Frederick told the Chief Justice that there was no way FDA could have made this determination because the risks of IV push are so catastrophic compared to the benefit. But Justice Scalia chimed in that he was “just contradicting the label. The fact is they could not have approved that label unless they made that determination.”

4. Waxman offered the Court a way to think about a narrow reversal: “members of this Court are concerned about applying a broad, vague, or free-wheeling analysis of implied conflict pre-emption, but this case is heartland. A jury was asked to look at the same information and conclude that the precise language that the FDA just didn’t allow, the FDA required Wyeth to use, rendered that drug unreasonably unsafe.”

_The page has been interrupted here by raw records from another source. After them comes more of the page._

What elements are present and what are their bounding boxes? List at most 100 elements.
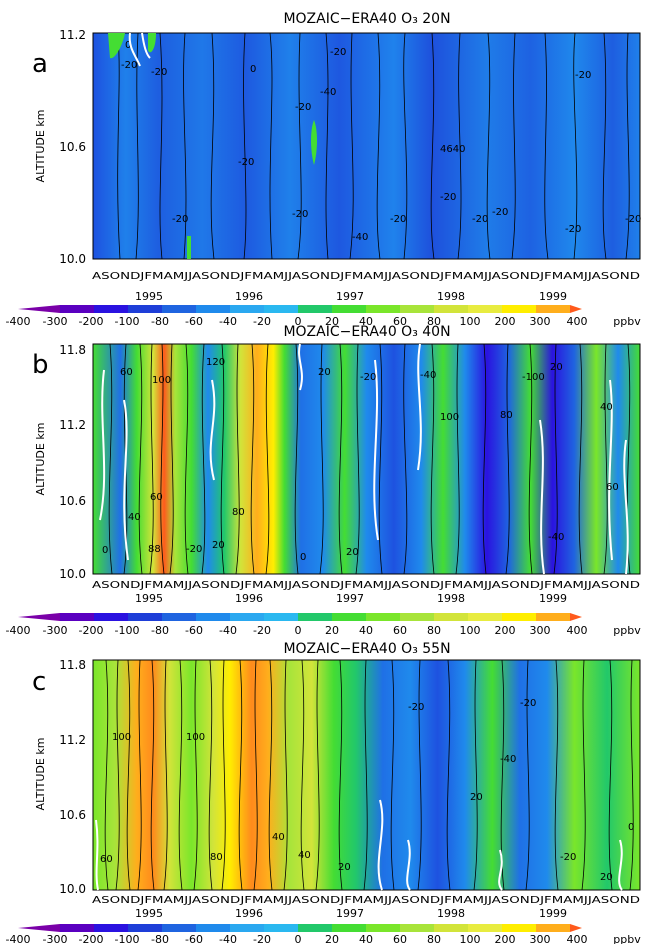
panel-a-green-patches <box>108 33 317 259</box>
colorbar-swatch <box>536 305 570 313</box>
contour-label: 0 <box>125 40 131 51</box>
contour-label: 60 <box>606 482 619 493</box>
panel-b-ylabel: ALTITUDE km <box>34 423 47 496</box>
panel-b-yaxis: 10.0 10.6 11.2 11.8 <box>59 343 86 581</box>
contour-label: 88 <box>148 544 161 555</box>
contour-label: 20 <box>318 367 331 378</box>
colorbar-label: 300 <box>530 624 551 637</box>
y-tick-label: 11.2 <box>59 418 86 432</box>
colorbar-swatch <box>332 305 366 313</box>
panel-b-plot-area <box>92 343 641 575</box>
colorbar-3-swatches <box>18 924 582 932</box>
colorbar-swatch <box>128 924 162 932</box>
panel-c-ylabel: ALTITUDE km <box>34 738 47 811</box>
colorbar-swatch <box>400 924 434 932</box>
year-label: 1995 <box>135 290 163 303</box>
panel-a-yaxis: 10.0 10.6 11.2 <box>59 28 86 266</box>
colorbar-label: 40 <box>359 315 373 328</box>
contour-label: 20 <box>338 862 351 873</box>
panel-a-letter: a <box>32 49 48 79</box>
panel-a-years: 1995 1996 1997 1998 1999 <box>135 290 567 303</box>
colorbar-swatch <box>264 305 298 313</box>
contour-label: -40 <box>548 532 564 543</box>
colorbar-label: -300 <box>43 933 68 944</box>
y-tick-label: 10.0 <box>59 882 86 896</box>
contour-label: 100 <box>440 412 459 423</box>
colorbar-label: -300 <box>43 624 68 637</box>
contour-label: 120 <box>206 357 225 368</box>
y-tick-label: 10.0 <box>59 567 86 581</box>
colorbar-swatch <box>332 613 366 621</box>
contour-label: -20 <box>295 102 311 113</box>
colorbar-swatch <box>366 924 400 932</box>
y-tick-label: 11.2 <box>59 733 86 747</box>
contour-label: 60 <box>150 492 163 503</box>
contour-label: -20 <box>520 698 536 709</box>
contour-label: -20 <box>440 192 456 203</box>
panel-a-ylabel: ALTITUDE km <box>34 110 47 183</box>
colorbar-label: -60 <box>185 933 203 944</box>
contour-label: -20 <box>186 544 202 555</box>
colorbar-swatch <box>366 613 400 621</box>
panel-b: MOZAIC−ERA40 O₃ 40N b ALTITUDE km <box>32 324 641 605</box>
panel-c-years: 1995 1996 1997 1998 1999 <box>135 907 567 920</box>
colorbar-unit: ppbv <box>613 315 641 328</box>
contour-label: 20 <box>550 362 563 373</box>
colorbar-label: -200 <box>79 624 104 637</box>
colorbar-swatch <box>128 305 162 313</box>
colorbar-label: -80 <box>151 933 169 944</box>
panel-b-contours <box>108 343 631 575</box>
colorbar-label: -60 <box>185 315 203 328</box>
contour-label: 100 <box>112 732 131 743</box>
colorbar-swatch <box>400 305 434 313</box>
contour-label: -20 <box>360 372 376 383</box>
panel-b-letter: b <box>32 350 49 380</box>
panel-c: MOZAIC−ERA40 O₃ 55N c ALTITUDE km <box>32 641 641 920</box>
contour-label: -40 <box>500 754 516 765</box>
colorbar-label: 20 <box>325 624 339 637</box>
panel-c-title: MOZAIC−ERA40 O₃ 55N <box>283 641 450 657</box>
colorbar-label: -60 <box>185 624 203 637</box>
contour-label: -100 <box>522 372 545 383</box>
colorbar-label: 300 <box>530 315 551 328</box>
colorbar-left-arrow <box>18 305 60 313</box>
panel-a-contour-labels: 0 -20 -20 -20 0 -20 -40 -20 -20 -20 -40 … <box>121 40 641 243</box>
colorbar-label: 20 <box>325 933 339 944</box>
colorbar-label: -400 <box>6 624 31 637</box>
colorbar-label: 400 <box>567 315 588 328</box>
panel-c-contours <box>104 659 634 891</box>
colorbar-label: -80 <box>151 624 169 637</box>
colorbar-swatch <box>468 924 502 932</box>
contour-label: -20 <box>625 214 641 225</box>
contour-label: -20 <box>575 70 591 81</box>
contour-label: 80 <box>232 507 245 518</box>
y-tick-label: 11.8 <box>59 658 86 672</box>
colorbar-label: -300 <box>43 315 68 328</box>
contour-label: -40 <box>320 87 336 98</box>
colorbar-unit: ppbv <box>613 933 641 944</box>
colorbar-right-arrow <box>570 924 582 932</box>
colorbar-label: 40 <box>359 624 373 637</box>
colorbar-swatch <box>298 613 332 621</box>
colorbar-label: -100 <box>115 933 140 944</box>
colorbar-swatch <box>196 305 230 313</box>
colorbar-swatch <box>264 613 298 621</box>
colorbar-label: 100 <box>460 624 481 637</box>
colorbar-label: -100 <box>115 315 140 328</box>
contour-label: 40 <box>600 402 613 413</box>
colorbar-label: 80 <box>427 624 441 637</box>
colorbar-swatch <box>434 613 468 621</box>
colorbar-right-arrow <box>570 305 582 313</box>
year-label: 1999 <box>539 907 567 920</box>
colorbar-swatch <box>298 924 332 932</box>
colorbar-swatch <box>230 924 264 932</box>
contour-label: -20 <box>408 702 424 713</box>
colorbar-2-labels: -400 -300 -200 -100 -80 -60 -40 -20 0 20… <box>6 624 642 637</box>
colorbar-1-swatches <box>18 305 582 313</box>
contour-label: 80 <box>500 410 513 421</box>
colorbar-label: 80 <box>427 933 441 944</box>
panel-b-months: ASONDJFMAMJJASONDJFMAMJJASONDJFMAMJJASON… <box>92 580 640 591</box>
colorbar-swatch <box>468 305 502 313</box>
colorbar-label: 0 <box>295 315 302 328</box>
contour-label: -20 <box>560 852 576 863</box>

5. Kneedler conceding that there would be no preemption if the state law failure-to-warn claim was based on new information that the company didn’t furnish the FDA. Which got him into the quandary of when the information is brought it to the FDA’s attention and the FDA just hasn’t acted on it. He had some trouble with that one.

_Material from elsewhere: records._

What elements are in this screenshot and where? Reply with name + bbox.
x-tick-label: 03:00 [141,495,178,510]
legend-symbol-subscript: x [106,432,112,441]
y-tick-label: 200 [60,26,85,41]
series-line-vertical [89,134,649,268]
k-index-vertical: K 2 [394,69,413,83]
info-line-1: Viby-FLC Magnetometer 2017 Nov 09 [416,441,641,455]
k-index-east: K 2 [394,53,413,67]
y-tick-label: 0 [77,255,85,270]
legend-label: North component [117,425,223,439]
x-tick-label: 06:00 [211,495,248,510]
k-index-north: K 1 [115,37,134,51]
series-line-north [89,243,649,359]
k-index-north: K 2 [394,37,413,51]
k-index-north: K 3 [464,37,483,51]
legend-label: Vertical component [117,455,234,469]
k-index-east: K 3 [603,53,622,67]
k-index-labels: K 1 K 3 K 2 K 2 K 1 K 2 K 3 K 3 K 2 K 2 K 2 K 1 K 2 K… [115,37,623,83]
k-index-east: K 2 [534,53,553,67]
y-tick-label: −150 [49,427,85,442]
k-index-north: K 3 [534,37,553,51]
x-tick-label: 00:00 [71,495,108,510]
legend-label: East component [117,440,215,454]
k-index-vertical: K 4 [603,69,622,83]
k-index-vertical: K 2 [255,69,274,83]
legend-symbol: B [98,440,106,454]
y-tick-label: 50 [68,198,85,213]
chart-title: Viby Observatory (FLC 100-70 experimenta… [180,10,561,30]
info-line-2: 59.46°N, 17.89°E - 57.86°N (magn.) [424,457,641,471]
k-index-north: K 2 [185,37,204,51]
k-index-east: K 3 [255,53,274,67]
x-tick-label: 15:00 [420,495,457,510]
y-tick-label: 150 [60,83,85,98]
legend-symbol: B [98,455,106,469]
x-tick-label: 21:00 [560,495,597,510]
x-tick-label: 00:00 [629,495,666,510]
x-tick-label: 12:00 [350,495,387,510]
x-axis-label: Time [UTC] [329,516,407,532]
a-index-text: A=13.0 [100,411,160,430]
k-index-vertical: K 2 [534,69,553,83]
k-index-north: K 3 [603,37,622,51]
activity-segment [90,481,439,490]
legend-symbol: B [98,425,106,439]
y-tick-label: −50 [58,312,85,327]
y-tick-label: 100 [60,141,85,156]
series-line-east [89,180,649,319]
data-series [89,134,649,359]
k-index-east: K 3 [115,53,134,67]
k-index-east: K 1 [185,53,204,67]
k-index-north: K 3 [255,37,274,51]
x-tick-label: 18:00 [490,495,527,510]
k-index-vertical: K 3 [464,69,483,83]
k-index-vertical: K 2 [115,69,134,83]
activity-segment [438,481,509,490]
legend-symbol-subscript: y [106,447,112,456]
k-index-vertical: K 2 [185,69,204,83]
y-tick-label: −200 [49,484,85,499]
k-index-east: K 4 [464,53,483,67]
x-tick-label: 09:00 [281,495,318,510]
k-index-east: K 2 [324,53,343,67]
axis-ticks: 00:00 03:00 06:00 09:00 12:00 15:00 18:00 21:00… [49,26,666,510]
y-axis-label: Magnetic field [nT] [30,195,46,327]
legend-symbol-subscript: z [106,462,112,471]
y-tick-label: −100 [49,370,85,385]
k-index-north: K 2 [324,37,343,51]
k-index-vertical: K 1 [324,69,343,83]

6. Frederick had a hard time clarifying whether his case depended upon the Court determining that the risk at issue here was a new risk that the FDA did not consider.

7. Frederick more or less conceded to Justice Alito that a claim would be pre-empted when the FDA considered and rejected a label change proposed on the basis of the same information or similar information that underlies the State claim.

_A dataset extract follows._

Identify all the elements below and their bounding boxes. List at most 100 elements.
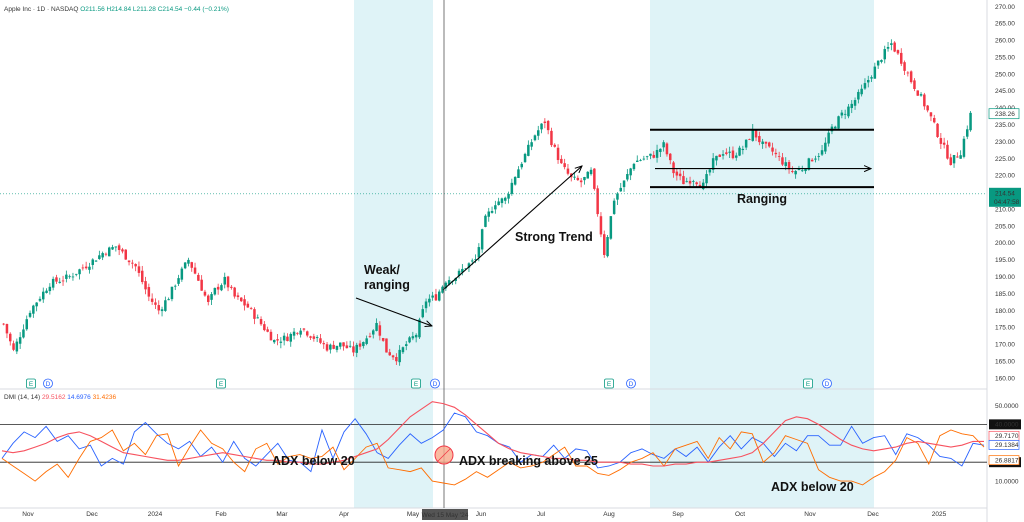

8. Justice Scalia pointed out the difference between what juries do and the promotion of public safety through a balancing of benefits and costs. The former may be simply eliminating certain drugs which people could be benefited by.

9. Waxman doing an effective job of contrasting plaintiff’s current argument with what Levine argued to the jury. Plaintiff had not argued that the FDA hadn’t gotten information about the risks. Plaintiff below “stood up and said the FDA doesn’t decide this question. You [the jury] decide this question. And there was never, ever a suggestion in the record in this case, nor could there have been, that Wyeth ever failed to bring every single adverse-event report to the FDA’s attention, every analysis that it did to the FDA’s attention.”

10.  Justices Breyer and Scalia indirectly sparring through questions about who would have the “burden of proof” of bringing up new risk information, and who should lose if they did not do so. Justice Scalia noted that new information was not brought up by either side below, and he clearly did not buy the notion that it is the burden of the drug company to show an absence of new information.

It is always difficult to predict Supreme Court decisions. That being said, given the tenor of the Court’s questions, and some of the arguments advanced, the Court has plenty of ammunition to arrive at a relatively narrow decision, which could result in additional litigation concerning whether preemption is available under any different set of facts.